Site Reliability Engineer
Location: Barcelona/Spain with a hybrid work 8 days a month in the office
Permanent Contract within an End Client – Large retail Company
Experience: minimum of 5 years of experience
Your Tasks
- Design, build, and maintain our internal Kubernetes-based developer platform.
- Partner with engineering teams to drive the adoption of Kubernetes and cloud-native technologies.
- Support deployment and operation of services in Azure and Google Cloud Platform.
- Improve observability, alerting, and system reliability through best practices and tooling.
- Automate infrastructure provisioning and CI/CD pipelines using Infrastructure-as-Code (IaC) tools.
- Champion DevOps practices and ensure alignment across teams.
- Continuously enhance the scalability, security, and resilience of our platform.
- Lead and own the design, implementation, and evolution of solutions.
Your Profile
- 4+ years of experience in Site Reliability Engineering or related roles.
- Proven hands-on experience operating and managing Kubernetes clusters.
- Strong working knowledge of both GCP and Azure cloud platforms.
- Solid Linux system and networking fundamentals.
- Experience with scripting or programming languages such as Bash, Python, or Go.
- Observability and monitoring expertise using tools like Grafana Stack and OpenTelemetry.
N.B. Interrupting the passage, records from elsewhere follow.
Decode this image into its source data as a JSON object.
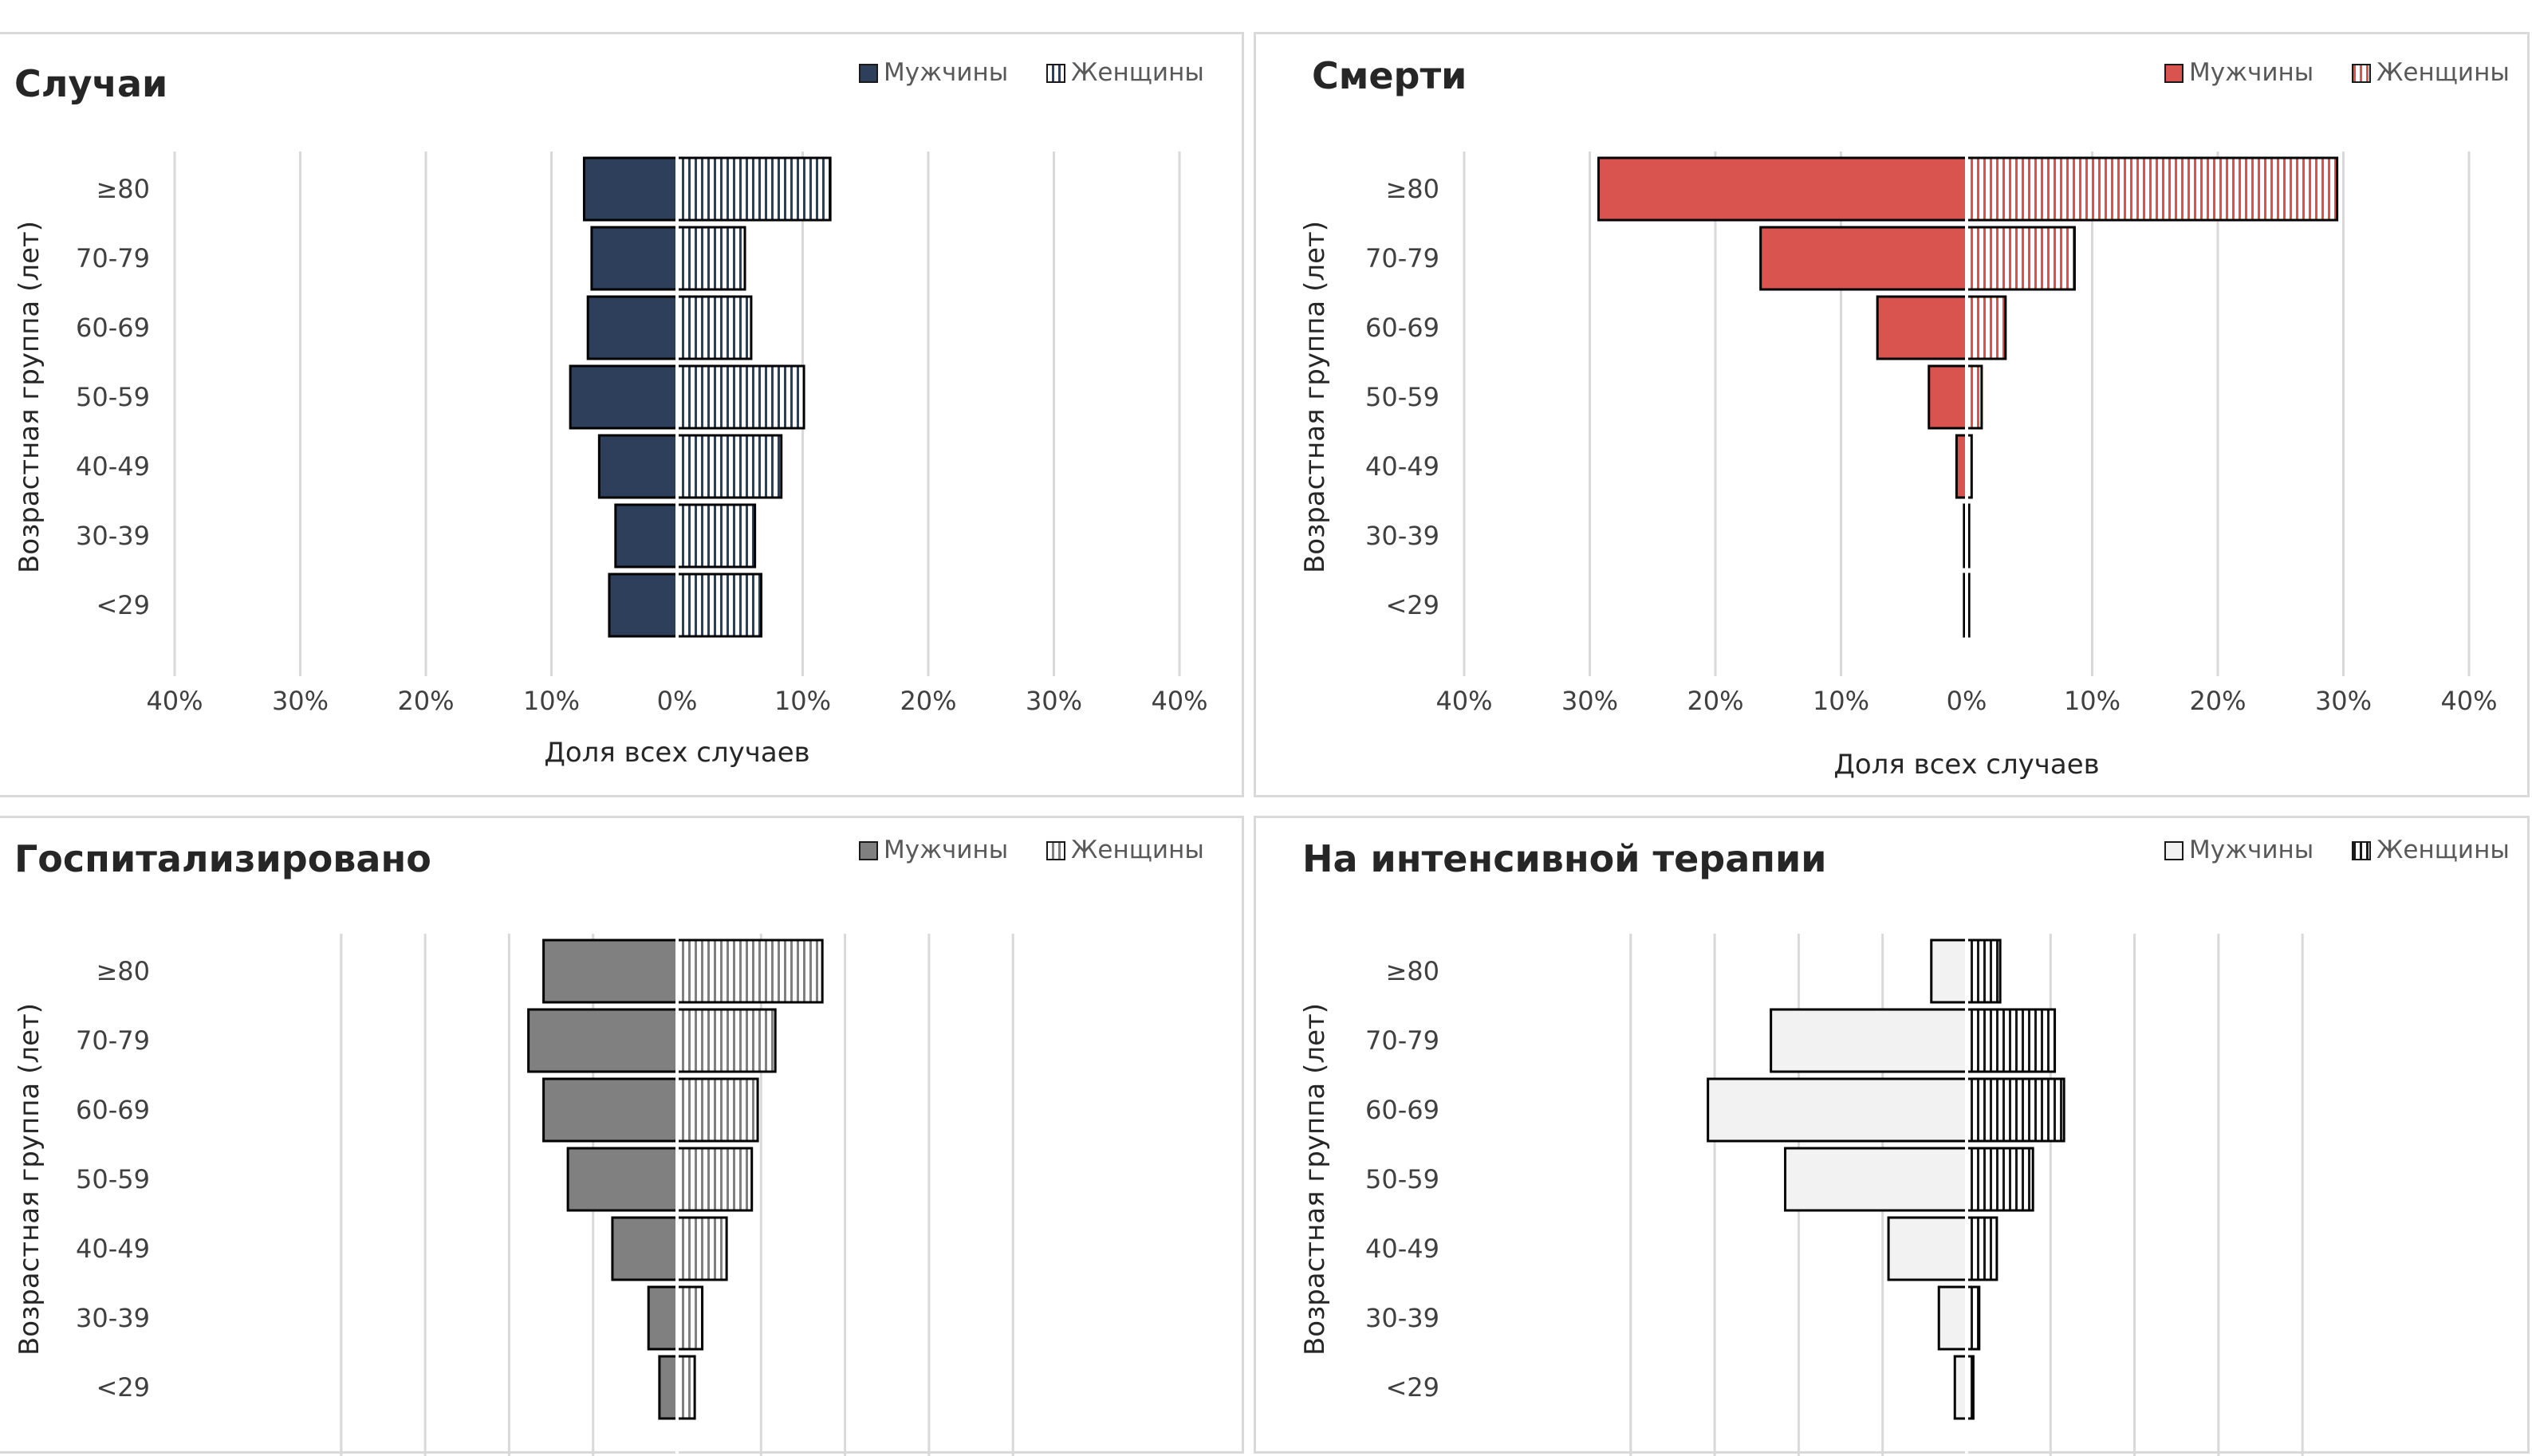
{
  "chart_data": [
    {
      "type": "bar",
      "title": "Случаи",
      "xlabel": "Доля всех случаев",
      "ylabel": "Возрастная группа (лет)",
      "categories": [
        "≥80",
        "70-79",
        "60-69",
        "50-59",
        "40-49",
        "30-39",
        "<29"
      ],
      "xlim": [
        -40,
        40
      ],
      "x_ticks": [
        "40%",
        "30%",
        "20%",
        "10%",
        "0%",
        "10%",
        "20%",
        "30%",
        "40%"
      ],
      "series": [
        {
          "name": "Мужчины",
          "values": [
            7.4,
            6.8,
            7.1,
            8.5,
            6.2,
            4.9,
            5.4
          ],
          "color": "#2e3f5c",
          "pattern": "solid"
        },
        {
          "name": "Женщины",
          "values": [
            12.2,
            5.4,
            5.9,
            10.1,
            8.3,
            6.2,
            6.7
          ],
          "color": "#2e3f5c",
          "pattern": "stripes"
        }
      ],
      "grid": true,
      "legend_position": "top-right"
    },
    {
      "type": "bar",
      "title": "Смерти",
      "xlabel": "Доля всех случаев",
      "ylabel": "Возрастная группа (лет)",
      "categories": [
        "≥80",
        "70-79",
        "60-69",
        "50-59",
        "40-49",
        "30-39",
        "<29"
      ],
      "xlim": [
        -40,
        40
      ],
      "x_ticks": [
        "40%",
        "30%",
        "20%",
        "10%",
        "0%",
        "10%",
        "20%",
        "30%",
        "40%"
      ],
      "series": [
        {
          "name": "Мужчины",
          "values": [
            29.3,
            16.4,
            7.1,
            3.0,
            0.8,
            0.2,
            0.2
          ],
          "color": "#d9534f",
          "pattern": "solid"
        },
        {
          "name": "Женщины",
          "values": [
            29.5,
            8.6,
            3.1,
            1.2,
            0.4,
            0.2,
            0.2
          ],
          "color": "#d9534f",
          "pattern": "stripes"
        }
      ],
      "grid": true,
      "legend_position": "top-right"
    },
    {
      "type": "bar",
      "title": "Госпитализировано",
      "ylabel": "Возрастная группа (лет)",
      "categories": [
        "≥80",
        "70-79",
        "60-69",
        "50-59",
        "40-49",
        "30-39",
        "<29"
      ],
      "xlim": [
        -40,
        40
      ],
      "series": [
        {
          "name": "Мужчины",
          "values": [
            15.9,
            17.7,
            15.9,
            13.0,
            7.7,
            3.4,
            2.1
          ],
          "color": "#808080",
          "pattern": "solid"
        },
        {
          "name": "Женщины",
          "values": [
            17.3,
            11.7,
            9.6,
            8.9,
            5.9,
            3.0,
            2.1
          ],
          "color": "#808080",
          "pattern": "stripes"
        }
      ],
      "grid": true,
      "legend_position": "top-right"
    },
    {
      "type": "bar",
      "title": "На интенсивной терапии",
      "ylabel": "Возрастная группа (лет)",
      "categories": [
        "≥80",
        "70-79",
        "60-69",
        "50-59",
        "40-49",
        "30-39",
        "<29"
      ],
      "xlim": [
        -40,
        40
      ],
      "series": [
        {
          "name": "Мужчины",
          "values": [
            4.2,
            23.3,
            30.8,
            21.6,
            9.3,
            3.3,
            1.4
          ],
          "color": "#f2f2f2",
          "pattern": "solid"
        },
        {
          "name": "Женщины",
          "values": [
            4.0,
            10.5,
            11.6,
            7.9,
            3.6,
            1.5,
            0.8
          ],
          "color": "#1a1a1a",
          "pattern": "stripes"
        }
      ],
      "grid": true,
      "legend_position": "top-right"
    }
  ]
}
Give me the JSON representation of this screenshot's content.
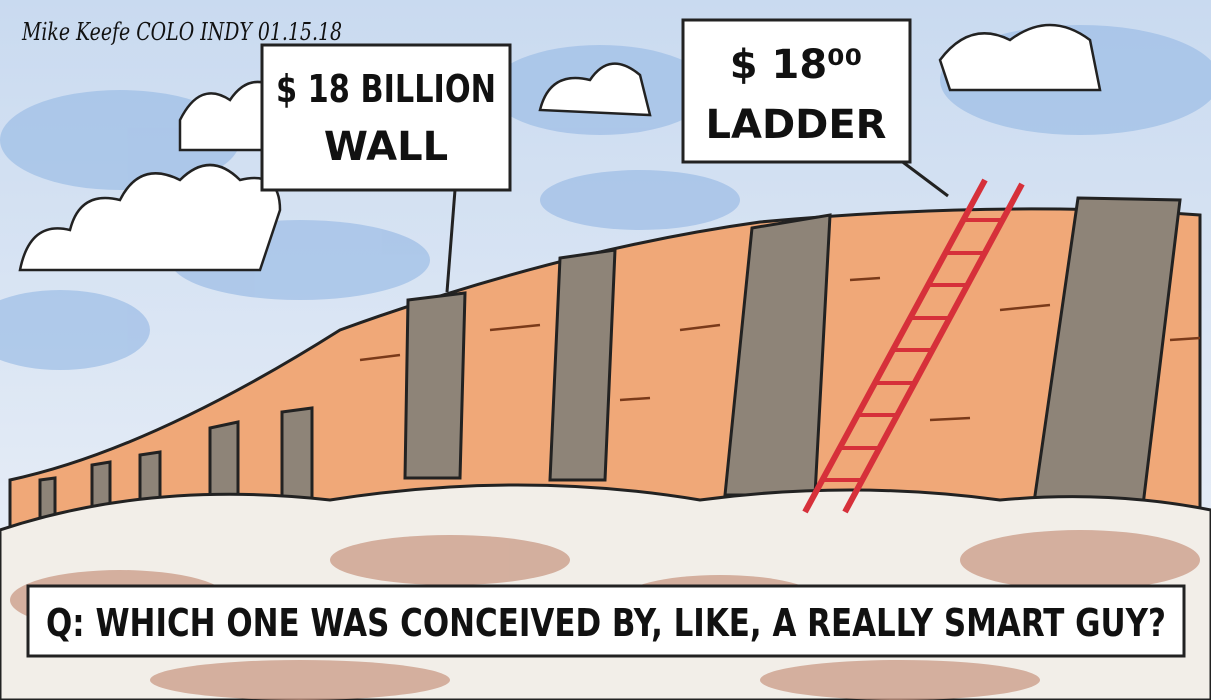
{
  "signature": "Mike Keefe COLO INDY 01.15.18",
  "sign_wall": {
    "lines": [
      "$ 18 BILLION",
      "WALL"
    ]
  },
  "sign_ladder": {
    "lines": [
      "$ 18⁰⁰",
      "LADDER"
    ]
  },
  "caption": "Q: WHICH ONE WAS CONCEIVED BY, LIKE, A REALLY SMART GUY?"
}
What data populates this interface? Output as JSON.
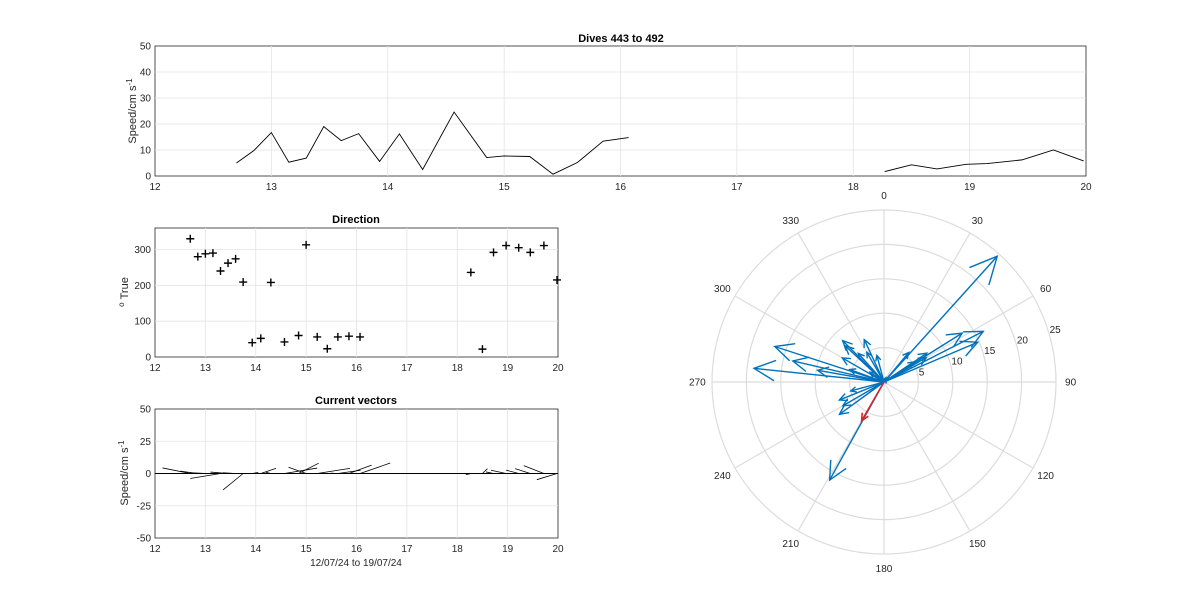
{
  "chart_data": [
    {
      "id": "speed",
      "type": "line",
      "title": "Dives 443 to 492",
      "ylabel_main": "Speed/cm s",
      "ylabel_sup": "-1",
      "xlim": [
        12,
        20
      ],
      "ylim": [
        0,
        50
      ],
      "xticks": [
        12,
        13,
        14,
        15,
        16,
        17,
        18,
        19,
        20
      ],
      "yticks": [
        0,
        10,
        20,
        30,
        40,
        50
      ],
      "grid": true,
      "line_color": "#000000",
      "segments": [
        {
          "x": [
            12.7,
            12.85,
            13.0,
            13.15,
            13.3,
            13.45,
            13.6,
            13.75,
            13.93,
            14.1,
            14.3,
            14.57,
            14.85,
            15.0,
            15.22,
            15.42,
            15.63,
            15.85,
            16.07
          ],
          "y": [
            5.0,
            9.8,
            16.7,
            5.3,
            6.9,
            19.0,
            13.6,
            16.3,
            5.6,
            16.2,
            2.5,
            24.6,
            7.1,
            7.7,
            7.5,
            0.7,
            5.2,
            13.4,
            14.8
          ]
        },
        {
          "x": [
            18.27,
            18.5,
            18.72,
            18.97,
            19.15,
            19.45,
            19.72,
            19.98
          ],
          "y": [
            1.7,
            4.3,
            2.7,
            4.5,
            4.8,
            6.2,
            10.0,
            5.8
          ]
        }
      ]
    },
    {
      "id": "direction",
      "type": "scatter",
      "title": "Direction",
      "ylabel_main": "True",
      "ylabel_sup": "o",
      "xlim": [
        12,
        20
      ],
      "ylim": [
        0,
        360
      ],
      "xticks": [
        12,
        13,
        14,
        15,
        16,
        17,
        18,
        19,
        20
      ],
      "yticks": [
        0,
        100,
        200,
        300
      ],
      "grid": true,
      "marker": "+",
      "x": [
        12.7,
        12.85,
        13.0,
        13.15,
        13.3,
        13.45,
        13.6,
        13.75,
        13.93,
        14.1,
        14.3,
        14.57,
        14.85,
        15.0,
        15.22,
        15.42,
        15.63,
        15.85,
        16.07,
        18.27,
        18.5,
        18.72,
        18.97,
        19.22,
        19.45,
        19.72,
        19.98
      ],
      "y": [
        330,
        280,
        288,
        290,
        240,
        262,
        274,
        209,
        40,
        52,
        208,
        42,
        60,
        313,
        56,
        23,
        56,
        58,
        56,
        236,
        22,
        292,
        311,
        305,
        292,
        311,
        215
      ]
    },
    {
      "id": "current-vectors",
      "type": "line",
      "title": "Current vectors",
      "ylabel_main": "Speed/cm s",
      "ylabel_sup": "-1",
      "xlabel": "12/07/24 to 19/07/24",
      "xlim": [
        12,
        20
      ],
      "ylim": [
        -50,
        50
      ],
      "xticks": [
        12,
        13,
        14,
        15,
        16,
        17,
        18,
        19,
        20
      ],
      "yticks": [
        -50,
        -25,
        0,
        25,
        50
      ],
      "grid": true,
      "stick_color": "#000000",
      "baseline": 0,
      "vectors": [
        {
          "x": 12.7,
          "dx": -0.55,
          "dy": 4.3
        },
        {
          "x": 12.85,
          "dx": -0.35,
          "dy": 1.8
        },
        {
          "x": 13.0,
          "dx": -0.3,
          "dy": 0.6
        },
        {
          "x": 13.15,
          "dx": -0.42,
          "dy": 0.3
        },
        {
          "x": 13.3,
          "dx": -0.6,
          "dy": -3.9
        },
        {
          "x": 13.45,
          "dx": -0.35,
          "dy": 1.1
        },
        {
          "x": 13.6,
          "dx": -0.25,
          "dy": 0.6
        },
        {
          "x": 13.75,
          "dx": -0.4,
          "dy": -12.7
        },
        {
          "x": 13.93,
          "dx": 0.12,
          "dy": 0.8
        },
        {
          "x": 14.1,
          "dx": 0.3,
          "dy": 4.0
        },
        {
          "x": 14.3,
          "dx": -0.1,
          "dy": 1.0
        },
        {
          "x": 14.57,
          "dx": 0.65,
          "dy": 4.2
        },
        {
          "x": 14.85,
          "dx": 0.4,
          "dy": 8.0
        },
        {
          "x": 15.0,
          "dx": -0.35,
          "dy": 4.8
        },
        {
          "x": 15.22,
          "dx": 0.65,
          "dy": 4.0
        },
        {
          "x": 15.42,
          "dx": 0.12,
          "dy": 0.3
        },
        {
          "x": 15.63,
          "dx": 0.45,
          "dy": 2.5
        },
        {
          "x": 15.85,
          "dx": 0.45,
          "dy": 6.5
        },
        {
          "x": 16.07,
          "dx": 0.6,
          "dy": 8.1
        },
        {
          "x": 18.27,
          "dx": -0.1,
          "dy": -1.0
        },
        {
          "x": 18.5,
          "dx": 0.1,
          "dy": 3.7
        },
        {
          "x": 18.72,
          "dx": -0.15,
          "dy": 1.2
        },
        {
          "x": 18.97,
          "dx": -0.3,
          "dy": 2.5
        },
        {
          "x": 19.22,
          "dx": -0.25,
          "dy": 2.6
        },
        {
          "x": 19.45,
          "dx": -0.3,
          "dy": 3.8
        },
        {
          "x": 19.72,
          "dx": -0.4,
          "dy": 6.1
        },
        {
          "x": 19.98,
          "dx": -0.4,
          "dy": -4.8
        }
      ]
    },
    {
      "id": "polar-rose",
      "type": "scatter",
      "title": "",
      "rlim": [
        0,
        25
      ],
      "rticks": [
        5,
        10,
        15,
        20,
        25
      ],
      "theta_ticks": [
        0,
        30,
        60,
        90,
        120,
        150,
        180,
        210,
        240,
        270,
        300,
        330
      ],
      "theta_zero": "top",
      "theta_direction": "clockwise",
      "vector_color": "#0072BD",
      "mean_color": "#D95319",
      "mean_vector": {
        "dir": 210,
        "speed": 6.5
      },
      "vectors": [
        {
          "dir": 330,
          "speed": 5.0
        },
        {
          "dir": 280,
          "speed": 9.8
        },
        {
          "dir": 288,
          "speed": 16.7
        },
        {
          "dir": 290,
          "speed": 5.3
        },
        {
          "dir": 240,
          "speed": 6.9
        },
        {
          "dir": 276,
          "speed": 19.0
        },
        {
          "dir": 283,
          "speed": 13.6
        },
        {
          "dir": 209,
          "speed": 16.3
        },
        {
          "dir": 40,
          "speed": 5.6
        },
        {
          "dir": 63,
          "speed": 16.2
        },
        {
          "dir": 305,
          "speed": 2.5
        },
        {
          "dir": 42,
          "speed": 24.6
        },
        {
          "dir": 60,
          "speed": 7.1
        },
        {
          "dir": 313,
          "speed": 7.7
        },
        {
          "dir": 56,
          "speed": 7.5
        },
        {
          "dir": 23,
          "speed": 0.7
        },
        {
          "dir": 56,
          "speed": 5.2
        },
        {
          "dir": 58,
          "speed": 13.4
        },
        {
          "dir": 67,
          "speed": 14.8
        },
        {
          "dir": 315,
          "speed": 8.5
        },
        {
          "dir": 335,
          "speed": 6.8
        },
        {
          "dir": 318,
          "speed": 5.6
        },
        {
          "dir": 345,
          "speed": 4.0
        },
        {
          "dir": 300,
          "speed": 7.0
        },
        {
          "dir": 255,
          "speed": 5.0
        },
        {
          "dir": 248,
          "speed": 7.0
        },
        {
          "dir": 234,
          "speed": 8.0
        }
      ]
    }
  ]
}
- Proficiency with Infrastructure-as-Code tools, especially Terraform.
- Solid understanding of CI/CD workflows and modern DevOps methodologies.
- Familiarity with cloud security and distributed system reliability.
- Understanding of and experience with the GitOps approach.
- Knowledge of non-relational databases, particularly MongoDB.
- Experience working with message brokers (e.g., Kafka, RabbitMQ)
- A hands-on mindset-you take ownership of your solutions from design to deployment.
- Open-minded, proactive, and capable of leading cross-functional initiatives.
- Comfortable working in agile, cross-disciplinary teams.